Over de onvermijdelijke lichtheid van ons bestaan…
__________________________________________________________________
” Waarom is het ’s nachts donker? “
__________________________________________________________________
Dat is de vraag waarmee ik mijn studenten in de eerste les van het academiejaar confronteer. “Omdat de zon dan weg is, natuurlijk” en ik zie de studenten naar elkaar kijken dat dit geen al te moeilijk vak zal worden. “Maar wat met al die andere zonnen in het universum? Die schijnen toch ook licht op de aarde.” Ik gooi de bal terug en doe er nog een paukeslag bovenop: “En het licht van tijdens de oerknal, waar is dat naartoe?” Daar ligt alles plat.
Wanneer je er even over nadenkt, wordt de zo vertrouwde nacht echt wel een bizar experimenteel feit. Het vraagstuk gaat al even terug in de tijd en staat gekend als Olbers’ paradox. Opmerkelijk: een belangrijk deel van het antwoord werd voor het eerst geformuleerd door de dichter Edgar Allan Poe. Ik neem het voorbeeld voor mijn studenten – en nu ook voor u – omdat de kern van het antwoord een onderbelicht aspect van onze natuur tentoonspreidt. (Flauwe woordspelingen zijn toegelaten op blogs, zo heb ik horen vertellen. Er komen er nog 2.)
Het antwoord op de vraag is immers dat het helemaal niet donker is ‘s nachts. Licht is overal – ook tijdens de nacht – maar we zien slechts een heel klein deel van al het licht om ons heen. We kunnen dan wel verschillende kleuren onderscheiden van rood naar blauw, maar onze ogen zijn niet aangepast om alle andere “kleuren” (we noemen dit frequenties) waar te nemen.

Onze trouwste bondgenoot

De CMS detector in CERN. De ontdekking van nieuwe subatomaire deeltjes gebeurt via de detectie van licht dat door de deeltjes wordt uitgestraald.
Maar ook op de grootste schaal is licht onze bondgenoot. Van Galileo over Kepler naar Einstein en Hubble: onze kennis van het universum is volledig bepaald door waarnemingen van licht. Het is voor mij nog steeds verbazingwekkend hoeveel informatie wij op onze kleine planeet kunnen verzamelen over ver afgelegen sterrenstelsels dankzij licht, onze interstellaire postbode.

Fotoniquoi?
Onze dialoog met de natuur wordt dus grotendeels bepaald door onze mogelijkheden om licht te genereren, te manipuleren en te detecteren. Sinds de ontdekking van de laser in 1960 is deze wetenschap in een grote stroomversnelling gekomen. Alle wetenschap en technologie van licht wordt voortaan gegroepeerd in het domein van de fotonica. Een discipline die niet vaak in de spreekwoordelijke spotlights staat, maar eerder vele andere domeinen ondersteunt.

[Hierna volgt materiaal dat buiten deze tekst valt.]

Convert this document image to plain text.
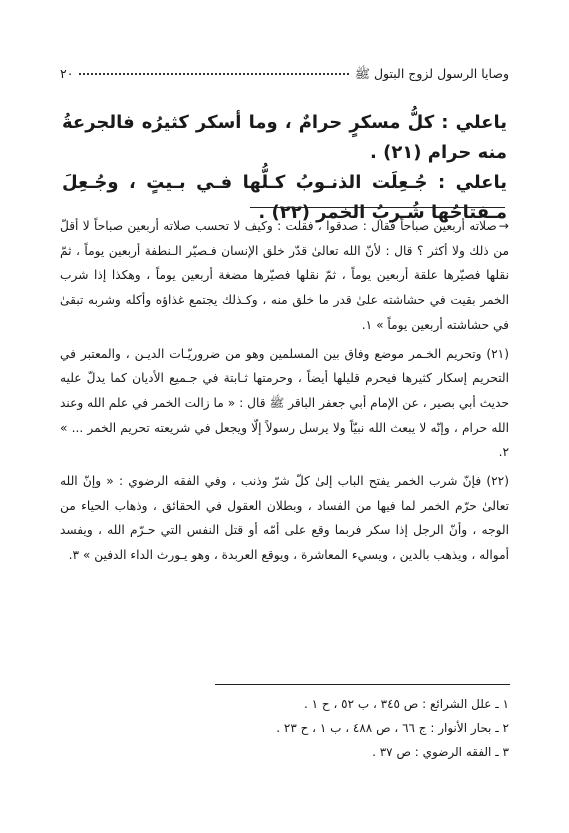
وصايا الرسول لزوج البتول ﷺ
٢٠

ياعلي : كلُّ مسكرٍ حرامٌ ، وما أسكر كثيرُه فالجرعةُ منه حرام (٢١) .

ياعلي : جُـعِلَت الذنـوبُ كـلُّها فـي بـيتٍ ، وجُـعِلَ مـفتاحُها شُـربُ الخمر (٢٢) .

→صلاته أربعين صباحاً فقال : صدقوا ، فقلت : وكيف لا تحسب صلاته أربعين صباحاً لا أقلّ من ذلك ولا أكثر ؟ قال : لأنّ الله تعالىٰ قدّر خلق الإنسان فـصيّر الـنطفة أربعين يوماً ، ثمّ نقلها فصيّرها علقة أربعين يوماً ، ثمّ نقلها فصيّرها مضغة أربعين يوماً ، وهكذا إذا شرب الخمر بقيت في حشاشته علىٰ قدر ما خلق منه ، وكـذلك يجتمع غذاؤه وأكله وشربه تبقىٰ في حشاشته أربعين يوماً » ١.

(٢١) وتحريم الخـمر موضع وفاق بين المسلمين وهو من ضروريّـات الديـن ، والمعتبر في التحريم إسكار كثيرها فيحرم قليلها أيضاً ، وحرمتها ثـابتة في جـميع الأديان كما يدلّ عليه حديث أبي بصير ، عن الإمام أبي جعفر الباقر ﷺ قال : « ما زالت الخمر في علم الله وعند الله حرام ، وإنّه لا يبعث الله نبيّاً ولا يرسل رسولاً إلّا ويجعل في شريعته تحريم الخمر ... » ٢.

(٢٢) فإنّ شرب الخمر يفتح الباب إلىٰ كلّ شرّ وذنب ، وفي الفقه الرضوي : « وإنّ الله تعالىٰ حرّم الخمر لما فيها من الفساد ، وبطلان العقول في الحقائق ، وذهاب الحياء من الوجه ، وأنّ الرجل إذا سكر فربما وقع على أمّه أو قتل النفس التي حـرّم الله ، ويفسد أمواله ، ويذهب بالدين ، ويسيء المعاشرة ، ويوقع العربدة ، وهو يـورث الداء الدفين » ٣.

١ ـ علل الشرائع : ص ٣٤٥ ، ب ٥٢ ، ح ١ .
٢ ـ بحار الأنوار : ج ٦٦ ، ص ٤٨٨ ، ب ١ ، ح ٢٣ .
٣ ـ الفقه الرضوي : ص ٣٧ .
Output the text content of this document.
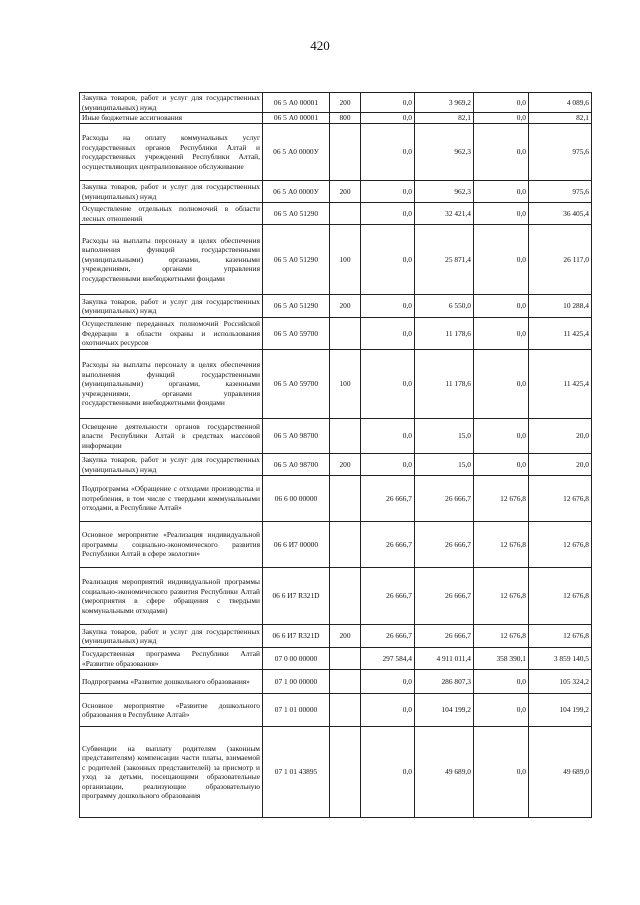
420
Закупка товаров, работ и услуг для государственных (муниципальных) нужд	06 5 А0 00001	200	0,0	3 969,2	0,0	4 089,6
Иные бюджетные ассигнования	06 5 А0 00001	800	0,0	82,1	0,0	82,1
Расходы на оплату коммунальных услуг государственных органов Республики Алтай и государственных учреждений Республики Алтай, осуществляющих централизованное обслуживание	06 5 А0 0000У		0,0	962,3	0,0	975,6
Закупка товаров, работ и услуг для государственных (муниципальных) нужд	06 5 А0 0000У	200	0,0	962,3	0,0	975,6
Осуществление отдельных полномочий в области лесных отношений	06 5 А0 51290		0,0	32 421,4	0,0	36 405,4
Расходы на выплаты персоналу в целях обеспечения выполнения функций государственными (муниципальными) органами, казенными учреждениями, органами управления государственными внебюджетными фондами	06 5 А0 51290	100	0,0	25 871,4	0,0	26 117,0
Закупка товаров, работ и услуг для государственных (муниципальных) нужд	06 5 А0 51290	200	0,0	6 550,0	0,0	10 288,4
Осуществление переданных полномочий Российской Федерации в области охраны и использования охотничьих ресурсов	06 5 А0 59700		0,0	11 178,6	0,0	11 425,4
Расходы на выплаты персоналу в целях обеспечения выполнения функций государственными (муниципальными) органами, казенными учреждениями, органами управления государственными внебюджетными фондами	06 5 А0 59700	100	0,0	11 178,6	0,0	11 425,4
Освещение деятельности органов государственной власти Республики Алтай в средствах массовой информации	06 5 А0 98700		0,0	15,0	0,0	20,0
Закупка товаров, работ и услуг для государственных (муниципальных) нужд	06 5 А0 98700	200	0,0	15,0	0,0	20,0
Подпрограмма «Обращение с отходами производства и потребления, в том числе с твердыми коммунальными отходами, в Республике Алтай»	06 6 00 00000		26 666,7	26 666,7	12 676,8	12 676,8
Основное мероприятие «Реализация индивидуальной программы социально-экономического развития Республики Алтай в сфере экологии»	06 6 И7 00000		26 666,7	26 666,7	12 676,8	12 676,8
Реализация мероприятий индивидуальной программы социально-экономического развития Республики Алтай (мероприятия в сфере обращения с твердыми коммунальными отходами)	06 6 И7 R321D		26 666,7	26 666,7	12 676,8	12 676,8
Закупка товаров, работ и услуг для государственных (муниципальных) нужд	06 6 И7 R321D	200	26 666,7	26 666,7	12 676,8	12 676,8
Государственная программа Республики Алтай «Развитие образования»	07 0 00 00000		297 584,4	4 911 011,4	358 390,1	3 859 140,5
Подпрограмма «Развитие дошкольного образования»	07 1 00 00000		0,0	286 807,3	0,0	105 324,2
Основное мероприятие «Развитие дошкольного образования в Республике Алтай»	07 1 01 00000		0,0	104 199,2	0,0	104 199,2
Субвенции на выплату родителям (законным представителям) компенсации части платы, взимаемой с родителей (законных представителей) за присмотр и уход за детьми, посещающими образовательные организации, реализующие образовательную программу дошкольного образования	07 1 01 43895		0,0	49 689,0	0,0	49 689,0
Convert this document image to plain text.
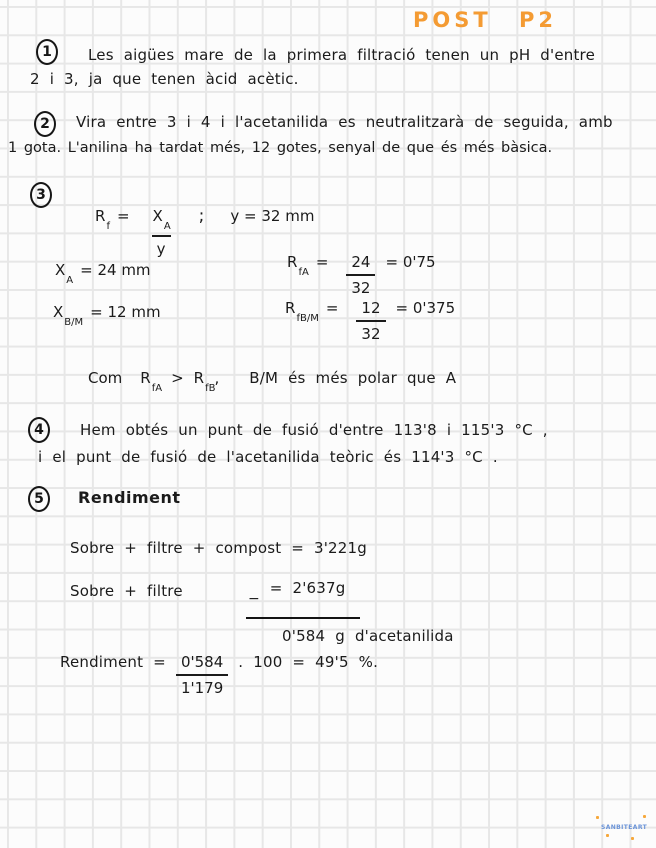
POST P2
1 Les aigües mare de la primera filtració tenen un pH d'entre
2 i 3, ja que tenen àcid acètic.
2 Vira entre 3 i 4 i l'acetanilida es neutralitzarà de seguida, amb
1 gota. L'anilina ha tardat més, 12 gotes, senyal de que és més bàsica.
3
$R_f$
= $\frac{X_A}{y}$ ; y = 32 mm
$X_A$
= 24 mm	$R_{fA}$
= $\frac{24}{32} = 0'75$
$X_{B/M}$
= 12 mm	$R_{fB/M}$
= $\frac{12}{32} = 0'375$
Com $R_{fA}$
> $R_{fB}$
, B/M és més polar que A
4 Hem obtés un punt de fusió d'entre 113'8 i 115'3 °C ,
i el punt de fusió de l'acetanilida teòric és 114'3 °C .
5 Rendiment
Sobre + filtre + compost = 3'221g
Sobre + filtre	−
= 2'637g
0'584 g d'acetanilida
Rendiment = $\frac{0'584}{1'179}$ . 100 = 49'5 %.
SANBITEART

Telecommunicatie is de bekende toepassing van de fotonica. Maar het is zeker niet de enige…
Ook u bent een fotonicus
Astronomische waarnemingen, subatomaire botsingen, buitenaardse communicatie …
maar wat heeft licht voor mij al betekend de laatste tijd?
Fotosynthese is geen slecht begin. Of, algemener, de bron van alle energie op aarde – zelfs olie is een omgezette vorm van zonne-energie.
Licht acteert niet alleen in de ver-van-uw-bed-show, het bepaalt alle handelingen in ons leven. Dat het je zicht vooruithelpt, zal je niet verbazen. Het feit echter dat elke aanraking uiteindelijk een vertaling is van afstotende elektromagnetisch krachten is vaak minder bekend. Dat onze neuronen elektromagnetische golven transporteren en zo onze bewegingen en gedachten aanvuren, maakt onze verwevenheid met licht helemaal compleet. Die neuronen en alle andere cellen van ons lichaam bestaan overigens uit moleculen en atomen die worden samengehouden door – je raadt het al – fotonen.
De lichtheid van ons bestaan is niet ondraaglijk, ze is onvermijdelijk.